A professional known variously as a paste-up artist, layout artist, mechanical artist, production artist, or compositor would cut the type into sections and arrange it carefully across multiple columns. For example, a 15 inch strip could be cut into three 5-inch sections. Headlines and other typographic elements were often created and supplied separately by the typesetter, leaving it to the paste up artist to determine their final position on the page.

Adhesive was then applied to the back side of these strips, either by applying rubber cement with a brush or passing them through a machine that would apply a wax adhesive. The adhesives were intentionally made semi-permanent, allowing the strips to be removed and moved around the layout if it needed to be changed.

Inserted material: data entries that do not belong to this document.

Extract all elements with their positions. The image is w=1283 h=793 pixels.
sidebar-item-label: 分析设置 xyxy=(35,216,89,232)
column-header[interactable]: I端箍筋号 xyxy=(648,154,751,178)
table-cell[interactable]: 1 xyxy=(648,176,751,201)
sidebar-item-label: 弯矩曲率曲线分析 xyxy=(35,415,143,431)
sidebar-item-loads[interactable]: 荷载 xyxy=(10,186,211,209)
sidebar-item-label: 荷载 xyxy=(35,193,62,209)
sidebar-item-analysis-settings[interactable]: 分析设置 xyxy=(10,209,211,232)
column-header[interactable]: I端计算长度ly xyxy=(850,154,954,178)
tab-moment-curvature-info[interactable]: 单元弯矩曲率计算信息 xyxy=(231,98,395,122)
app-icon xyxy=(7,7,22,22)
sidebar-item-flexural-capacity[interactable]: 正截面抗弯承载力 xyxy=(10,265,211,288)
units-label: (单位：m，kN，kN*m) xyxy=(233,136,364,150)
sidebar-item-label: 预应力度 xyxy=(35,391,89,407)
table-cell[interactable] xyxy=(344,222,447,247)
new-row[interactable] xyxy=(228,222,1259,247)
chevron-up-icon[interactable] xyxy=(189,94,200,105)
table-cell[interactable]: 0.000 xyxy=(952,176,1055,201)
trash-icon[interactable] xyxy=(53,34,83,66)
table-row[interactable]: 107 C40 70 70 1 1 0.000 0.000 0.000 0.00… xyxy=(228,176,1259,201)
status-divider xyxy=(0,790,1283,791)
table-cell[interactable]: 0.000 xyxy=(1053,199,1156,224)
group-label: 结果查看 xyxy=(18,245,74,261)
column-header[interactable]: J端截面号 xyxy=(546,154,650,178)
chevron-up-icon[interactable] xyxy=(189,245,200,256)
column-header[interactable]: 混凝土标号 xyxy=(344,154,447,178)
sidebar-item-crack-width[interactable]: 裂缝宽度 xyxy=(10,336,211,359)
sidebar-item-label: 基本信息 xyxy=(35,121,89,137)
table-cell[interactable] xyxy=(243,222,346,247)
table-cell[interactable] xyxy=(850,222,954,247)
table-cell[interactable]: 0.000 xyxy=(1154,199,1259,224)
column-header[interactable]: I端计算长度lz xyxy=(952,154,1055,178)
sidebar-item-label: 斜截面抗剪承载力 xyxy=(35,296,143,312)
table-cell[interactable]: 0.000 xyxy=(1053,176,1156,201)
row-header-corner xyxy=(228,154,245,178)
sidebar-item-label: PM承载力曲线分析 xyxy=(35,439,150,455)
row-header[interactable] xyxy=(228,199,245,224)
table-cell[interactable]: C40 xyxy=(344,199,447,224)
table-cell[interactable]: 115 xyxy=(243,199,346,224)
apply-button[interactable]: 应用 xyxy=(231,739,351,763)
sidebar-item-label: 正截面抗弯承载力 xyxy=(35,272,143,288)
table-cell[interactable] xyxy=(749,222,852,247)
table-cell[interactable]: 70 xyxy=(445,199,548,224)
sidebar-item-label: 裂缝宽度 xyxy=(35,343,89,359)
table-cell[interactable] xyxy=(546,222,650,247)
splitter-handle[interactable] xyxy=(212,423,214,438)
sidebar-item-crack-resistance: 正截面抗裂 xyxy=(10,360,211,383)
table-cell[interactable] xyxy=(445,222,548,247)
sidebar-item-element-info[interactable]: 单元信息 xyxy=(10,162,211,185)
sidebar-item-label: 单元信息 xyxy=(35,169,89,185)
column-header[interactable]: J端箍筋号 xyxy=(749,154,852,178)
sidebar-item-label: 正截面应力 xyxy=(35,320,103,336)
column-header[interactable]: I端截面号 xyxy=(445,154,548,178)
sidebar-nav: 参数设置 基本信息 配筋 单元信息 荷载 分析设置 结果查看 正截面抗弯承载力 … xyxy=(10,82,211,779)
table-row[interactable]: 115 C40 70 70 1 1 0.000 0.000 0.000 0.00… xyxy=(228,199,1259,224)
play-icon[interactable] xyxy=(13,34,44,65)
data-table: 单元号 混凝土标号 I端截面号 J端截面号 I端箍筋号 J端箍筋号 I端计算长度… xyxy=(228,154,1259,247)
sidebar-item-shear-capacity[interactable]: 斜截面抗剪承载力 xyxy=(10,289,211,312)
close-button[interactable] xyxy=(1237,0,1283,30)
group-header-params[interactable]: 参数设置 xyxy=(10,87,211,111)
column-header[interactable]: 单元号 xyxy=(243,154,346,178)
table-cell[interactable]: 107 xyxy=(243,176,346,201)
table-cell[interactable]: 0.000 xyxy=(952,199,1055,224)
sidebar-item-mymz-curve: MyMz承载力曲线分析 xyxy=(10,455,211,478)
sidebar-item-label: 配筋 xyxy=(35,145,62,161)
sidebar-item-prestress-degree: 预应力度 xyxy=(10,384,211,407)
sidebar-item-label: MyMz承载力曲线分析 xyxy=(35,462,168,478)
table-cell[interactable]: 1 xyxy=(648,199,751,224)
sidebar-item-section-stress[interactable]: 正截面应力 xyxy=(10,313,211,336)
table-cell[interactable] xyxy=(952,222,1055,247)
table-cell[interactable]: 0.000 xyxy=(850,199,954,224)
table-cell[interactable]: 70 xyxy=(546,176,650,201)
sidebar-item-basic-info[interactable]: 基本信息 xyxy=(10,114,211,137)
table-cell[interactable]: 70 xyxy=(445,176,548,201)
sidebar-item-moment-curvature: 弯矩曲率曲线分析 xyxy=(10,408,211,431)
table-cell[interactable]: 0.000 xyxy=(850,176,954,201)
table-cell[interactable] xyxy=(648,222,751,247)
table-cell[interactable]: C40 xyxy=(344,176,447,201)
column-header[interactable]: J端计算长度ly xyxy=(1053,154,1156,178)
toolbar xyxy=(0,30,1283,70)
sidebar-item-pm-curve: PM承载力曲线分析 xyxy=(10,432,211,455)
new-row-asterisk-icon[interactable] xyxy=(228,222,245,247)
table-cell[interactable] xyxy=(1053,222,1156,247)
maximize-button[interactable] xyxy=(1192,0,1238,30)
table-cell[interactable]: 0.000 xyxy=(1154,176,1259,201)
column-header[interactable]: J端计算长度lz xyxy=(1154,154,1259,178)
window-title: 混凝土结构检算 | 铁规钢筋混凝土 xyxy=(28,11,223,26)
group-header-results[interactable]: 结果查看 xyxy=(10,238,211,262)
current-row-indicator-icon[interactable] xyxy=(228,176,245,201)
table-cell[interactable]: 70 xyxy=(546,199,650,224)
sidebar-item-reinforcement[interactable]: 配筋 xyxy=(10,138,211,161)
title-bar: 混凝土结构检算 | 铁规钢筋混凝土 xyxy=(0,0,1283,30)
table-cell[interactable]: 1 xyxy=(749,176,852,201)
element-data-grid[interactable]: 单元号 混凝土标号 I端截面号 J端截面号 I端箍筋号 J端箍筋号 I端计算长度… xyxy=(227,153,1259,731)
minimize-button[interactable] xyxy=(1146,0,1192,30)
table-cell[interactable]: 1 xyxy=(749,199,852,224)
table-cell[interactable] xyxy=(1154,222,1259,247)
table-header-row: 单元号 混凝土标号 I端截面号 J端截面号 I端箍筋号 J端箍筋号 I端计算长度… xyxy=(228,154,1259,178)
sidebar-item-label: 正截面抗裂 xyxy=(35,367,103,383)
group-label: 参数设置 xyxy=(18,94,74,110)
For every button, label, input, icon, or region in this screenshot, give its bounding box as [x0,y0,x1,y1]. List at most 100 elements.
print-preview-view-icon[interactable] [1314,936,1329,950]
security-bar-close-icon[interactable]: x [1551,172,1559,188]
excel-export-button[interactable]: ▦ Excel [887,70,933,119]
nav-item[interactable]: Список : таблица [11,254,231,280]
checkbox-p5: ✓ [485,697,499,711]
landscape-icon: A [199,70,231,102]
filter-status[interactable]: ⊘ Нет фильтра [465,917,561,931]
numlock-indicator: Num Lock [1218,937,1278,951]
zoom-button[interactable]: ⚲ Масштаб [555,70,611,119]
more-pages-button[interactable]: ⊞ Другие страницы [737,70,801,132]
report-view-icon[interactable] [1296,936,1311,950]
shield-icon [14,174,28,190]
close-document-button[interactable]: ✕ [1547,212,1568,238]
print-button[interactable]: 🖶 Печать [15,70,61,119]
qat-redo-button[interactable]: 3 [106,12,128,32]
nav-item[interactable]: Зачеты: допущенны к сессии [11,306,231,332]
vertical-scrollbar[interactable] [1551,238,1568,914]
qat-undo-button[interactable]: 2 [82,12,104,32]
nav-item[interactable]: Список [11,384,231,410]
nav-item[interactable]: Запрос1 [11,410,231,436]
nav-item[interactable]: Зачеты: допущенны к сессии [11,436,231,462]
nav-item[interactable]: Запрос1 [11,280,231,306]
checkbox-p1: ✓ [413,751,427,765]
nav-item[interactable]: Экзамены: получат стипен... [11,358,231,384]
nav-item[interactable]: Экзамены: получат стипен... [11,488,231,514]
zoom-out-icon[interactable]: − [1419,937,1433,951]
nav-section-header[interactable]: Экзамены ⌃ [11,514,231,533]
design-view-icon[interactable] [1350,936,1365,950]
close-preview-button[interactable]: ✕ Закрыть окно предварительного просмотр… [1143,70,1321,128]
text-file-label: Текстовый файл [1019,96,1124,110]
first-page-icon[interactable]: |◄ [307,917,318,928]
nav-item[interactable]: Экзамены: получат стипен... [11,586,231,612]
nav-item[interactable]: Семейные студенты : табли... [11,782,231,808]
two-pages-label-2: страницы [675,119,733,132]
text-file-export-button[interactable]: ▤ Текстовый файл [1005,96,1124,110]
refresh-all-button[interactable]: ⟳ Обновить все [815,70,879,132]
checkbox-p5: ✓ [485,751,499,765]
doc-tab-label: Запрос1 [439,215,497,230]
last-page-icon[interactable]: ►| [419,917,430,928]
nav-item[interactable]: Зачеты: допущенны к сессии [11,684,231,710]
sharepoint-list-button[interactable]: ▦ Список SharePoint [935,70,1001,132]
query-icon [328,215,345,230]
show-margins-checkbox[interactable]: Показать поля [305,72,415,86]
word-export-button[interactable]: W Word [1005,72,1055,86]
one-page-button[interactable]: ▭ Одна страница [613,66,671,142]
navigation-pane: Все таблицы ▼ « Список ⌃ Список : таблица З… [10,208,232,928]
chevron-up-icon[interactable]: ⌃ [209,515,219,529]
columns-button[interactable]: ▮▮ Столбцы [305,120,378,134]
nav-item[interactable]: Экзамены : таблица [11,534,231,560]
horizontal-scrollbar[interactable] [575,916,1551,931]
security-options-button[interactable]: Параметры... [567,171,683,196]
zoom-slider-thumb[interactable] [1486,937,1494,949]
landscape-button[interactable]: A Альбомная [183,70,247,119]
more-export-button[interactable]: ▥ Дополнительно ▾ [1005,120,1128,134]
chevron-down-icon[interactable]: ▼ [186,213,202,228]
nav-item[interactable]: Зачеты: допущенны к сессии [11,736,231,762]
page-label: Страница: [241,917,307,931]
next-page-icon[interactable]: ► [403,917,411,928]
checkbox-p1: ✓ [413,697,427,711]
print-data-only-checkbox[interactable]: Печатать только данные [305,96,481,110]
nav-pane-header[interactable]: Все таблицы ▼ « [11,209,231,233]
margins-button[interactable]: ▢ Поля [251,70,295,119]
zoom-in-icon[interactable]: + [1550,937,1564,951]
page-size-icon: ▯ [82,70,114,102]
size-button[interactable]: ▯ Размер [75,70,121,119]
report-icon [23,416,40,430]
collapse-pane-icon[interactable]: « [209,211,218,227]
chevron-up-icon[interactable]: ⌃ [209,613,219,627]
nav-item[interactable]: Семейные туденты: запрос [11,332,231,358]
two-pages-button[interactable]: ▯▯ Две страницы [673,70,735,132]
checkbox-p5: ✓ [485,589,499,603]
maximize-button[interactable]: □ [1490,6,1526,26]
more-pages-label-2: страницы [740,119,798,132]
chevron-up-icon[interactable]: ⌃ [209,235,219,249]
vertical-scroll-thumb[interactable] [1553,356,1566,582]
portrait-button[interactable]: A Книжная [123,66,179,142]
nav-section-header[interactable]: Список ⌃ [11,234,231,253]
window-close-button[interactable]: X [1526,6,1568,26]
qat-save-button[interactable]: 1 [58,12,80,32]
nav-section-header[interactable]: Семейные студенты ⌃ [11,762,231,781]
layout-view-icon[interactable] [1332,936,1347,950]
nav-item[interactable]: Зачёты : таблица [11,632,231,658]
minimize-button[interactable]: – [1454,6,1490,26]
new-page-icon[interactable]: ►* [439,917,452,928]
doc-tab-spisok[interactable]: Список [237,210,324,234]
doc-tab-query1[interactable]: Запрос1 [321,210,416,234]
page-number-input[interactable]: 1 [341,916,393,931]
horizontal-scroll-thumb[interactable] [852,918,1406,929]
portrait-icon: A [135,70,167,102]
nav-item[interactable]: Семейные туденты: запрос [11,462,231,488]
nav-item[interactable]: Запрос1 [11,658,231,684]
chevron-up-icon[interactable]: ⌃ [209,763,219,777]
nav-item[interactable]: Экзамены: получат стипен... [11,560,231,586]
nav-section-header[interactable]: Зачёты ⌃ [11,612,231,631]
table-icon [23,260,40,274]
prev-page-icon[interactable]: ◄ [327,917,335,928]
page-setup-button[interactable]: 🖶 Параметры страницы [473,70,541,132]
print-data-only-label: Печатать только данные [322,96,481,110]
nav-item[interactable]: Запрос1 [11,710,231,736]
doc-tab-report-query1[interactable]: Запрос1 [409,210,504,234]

The strips would be adhered to a board, usually a stiff white paper on which the artist would draw the publication's margins and columns, either lightly in pencil or in non-photographic blue ink, a light cyan color that would be ignored by the orthochromatic film used to make printing plates in offset lithography. For magazines, newspapers, and other recurring projects, often the boards would be pre-printed in this color.

Other camera-ready materials like photostats and line art would also be prepared with adhesive and attached to the boards. Continuous-tone photographs would need halftoning, which would require black paper or red film (which photo-imaged the same as black) to be trimmed and placed on the board in place of the image; in the process of creating the negative film for the printing plates, the solid black area would create a clear spot on the negative, called a window. The photographs would be converted to halftone film separately and then positioned in this window to complete the page (although this process was typically performed by a different worker, known as a negative "stripper").

Once a page was complete, the board would be attached to an easel and photographed in order to create a negative, which was then used to make a printing plate for offset printing.

Paste up was preceded by hot type and cold type technologies. Starting in the 1990s, many newspapers started doing away with paste up, switching to desktop publishing software that allows pages to be designed completely on a computer. Such software includes QuarkXPress, PageMaker and InDesign.

May 7 is observed as National paste up day in the US.